The Kyoto Protocol, which aims to slow global warming, has come into force seven years after being agreed.
Some 141 countries - who account for about 55% of greenhouse gas emissions - have ratified the treaty, which pledges to cut these emissions by 5.2% by 2012.
However, the US and Australia have abstained for economic reasons, and developing countries such as China and India are outside its framework.
Kyoto, in Japan, is hosting the main ceremony to mark the occasion.
The treaty has come into force 90 days after Russia's crucial decision to ratify it in November 2004.
Individual targets
The protocol, which became a legally binding treaty at midnight New York time (0500 GMT) on 16 February, demands a 5.2% cut in greenhouse gas emissions from the industrialised world as a whole, by 2012.
Each country has been set its own individual targets according to its pollution levels.
Growing developing countries China and India are outside the framework, a fact pointed out by US President George W Bush when he abandoned Kyoto as one of his first acts when taking office in 2001.
Japan's Prime Minister Junichiro Koizumi issued a statement welcoming the treaty but also calling on non-signatories to rethink.
"From now, we have to build a system in which more nations will work together under the common framework to stop global warming," he said.

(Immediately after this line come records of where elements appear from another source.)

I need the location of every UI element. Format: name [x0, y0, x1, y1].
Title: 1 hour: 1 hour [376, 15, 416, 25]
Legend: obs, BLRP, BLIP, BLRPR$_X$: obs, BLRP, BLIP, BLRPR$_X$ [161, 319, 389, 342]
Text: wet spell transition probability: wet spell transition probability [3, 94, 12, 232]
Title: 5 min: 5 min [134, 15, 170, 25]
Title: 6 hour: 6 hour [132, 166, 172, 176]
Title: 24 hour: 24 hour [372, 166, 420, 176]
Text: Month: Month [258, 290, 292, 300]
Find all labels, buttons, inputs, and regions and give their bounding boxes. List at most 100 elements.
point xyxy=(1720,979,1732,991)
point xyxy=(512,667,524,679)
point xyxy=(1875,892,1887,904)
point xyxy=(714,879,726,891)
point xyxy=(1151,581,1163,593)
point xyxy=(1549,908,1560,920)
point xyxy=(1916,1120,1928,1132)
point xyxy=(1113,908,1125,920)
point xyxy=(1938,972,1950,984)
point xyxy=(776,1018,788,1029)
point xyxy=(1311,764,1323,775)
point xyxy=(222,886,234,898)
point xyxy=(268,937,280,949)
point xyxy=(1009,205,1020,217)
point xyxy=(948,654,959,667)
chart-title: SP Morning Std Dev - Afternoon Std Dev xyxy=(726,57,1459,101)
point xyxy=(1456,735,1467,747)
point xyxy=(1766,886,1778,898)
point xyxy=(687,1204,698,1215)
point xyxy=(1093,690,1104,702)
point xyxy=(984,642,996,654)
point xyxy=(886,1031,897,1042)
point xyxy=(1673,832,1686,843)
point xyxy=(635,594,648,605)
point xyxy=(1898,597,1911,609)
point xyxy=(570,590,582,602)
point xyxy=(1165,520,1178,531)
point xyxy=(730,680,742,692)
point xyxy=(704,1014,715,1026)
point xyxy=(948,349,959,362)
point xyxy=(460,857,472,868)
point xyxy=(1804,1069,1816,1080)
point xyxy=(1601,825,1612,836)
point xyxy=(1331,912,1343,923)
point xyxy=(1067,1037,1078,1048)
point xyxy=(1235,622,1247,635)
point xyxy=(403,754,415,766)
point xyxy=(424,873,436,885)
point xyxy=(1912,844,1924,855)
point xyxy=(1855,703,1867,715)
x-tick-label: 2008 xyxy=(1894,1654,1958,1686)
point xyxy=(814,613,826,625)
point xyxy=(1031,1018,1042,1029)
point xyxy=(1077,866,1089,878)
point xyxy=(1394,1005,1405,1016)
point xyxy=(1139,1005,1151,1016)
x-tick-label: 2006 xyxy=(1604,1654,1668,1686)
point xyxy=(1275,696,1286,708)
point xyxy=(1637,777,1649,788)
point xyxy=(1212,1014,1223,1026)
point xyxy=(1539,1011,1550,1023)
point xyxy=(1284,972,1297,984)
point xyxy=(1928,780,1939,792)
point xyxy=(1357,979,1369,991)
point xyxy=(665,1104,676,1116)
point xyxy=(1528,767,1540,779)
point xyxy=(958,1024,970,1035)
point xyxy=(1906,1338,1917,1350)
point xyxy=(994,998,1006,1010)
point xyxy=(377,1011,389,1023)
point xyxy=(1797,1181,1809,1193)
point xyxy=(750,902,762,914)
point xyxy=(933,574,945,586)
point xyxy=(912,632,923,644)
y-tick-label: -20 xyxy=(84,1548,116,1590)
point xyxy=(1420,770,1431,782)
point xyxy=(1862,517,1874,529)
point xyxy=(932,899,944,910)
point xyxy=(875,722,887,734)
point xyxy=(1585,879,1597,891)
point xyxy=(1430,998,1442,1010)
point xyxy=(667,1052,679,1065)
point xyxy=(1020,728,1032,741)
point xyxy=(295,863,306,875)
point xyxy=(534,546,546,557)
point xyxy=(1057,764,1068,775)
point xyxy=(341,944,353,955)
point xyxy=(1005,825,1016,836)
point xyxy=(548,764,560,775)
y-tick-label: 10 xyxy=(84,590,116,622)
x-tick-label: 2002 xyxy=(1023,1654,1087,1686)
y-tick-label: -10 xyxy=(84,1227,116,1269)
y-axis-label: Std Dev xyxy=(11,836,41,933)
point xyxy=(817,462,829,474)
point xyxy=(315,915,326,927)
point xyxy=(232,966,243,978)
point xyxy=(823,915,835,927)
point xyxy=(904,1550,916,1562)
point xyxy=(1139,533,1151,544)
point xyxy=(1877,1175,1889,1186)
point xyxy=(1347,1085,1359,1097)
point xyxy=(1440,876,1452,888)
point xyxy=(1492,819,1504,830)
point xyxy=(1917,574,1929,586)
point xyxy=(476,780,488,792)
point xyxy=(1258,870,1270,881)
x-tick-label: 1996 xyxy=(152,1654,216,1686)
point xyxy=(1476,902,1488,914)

Hiroyuki Hosoda, Japan's chief government spokesman, said: "We have been calling on the US to join. But the country that is the world's biggest emitter has not joined yet, and that is regrettable."
Environmentalists plan to hold protests around the world to mark the treaty coming into force - with many targeting the
US.
The main ceremony to mark the entry into force of Kyoto will be held in the ancient Japanese capital where the treaty was reached in 1997. Speakers include Nobel Peace prize winner Wangari Maathai.
Ms Maathai, an ecologist and Kenya's deputy environment minister, said the Kyoto Protocol would require not just efforts from governments and businesses, but also a change in the way people lived.
Tough goals
"One of the reasons why some of the countries don't want to support the Kyoto Protocol is exactly because they don't want to reduce their over-consumptive life pattern," Ms Maathai, the first African woman to win the Nobel Peace Prize, said.
"One way of reducing that over-consumption is by learning to reuse a lot of the resources that we use and just throw away."
But even for countries that have signed up to Kyoto, meeting the goals could be difficult.
Canada, one of the treaty's first signatories, has no clear plan for reaching its target emission cuts. Far from cutting back, its emissions have increased by 20% since 1990.
And Japan is also unsure it will be able to meet its legal requirement to slash emissions by 6% from 1990 levels by 2012.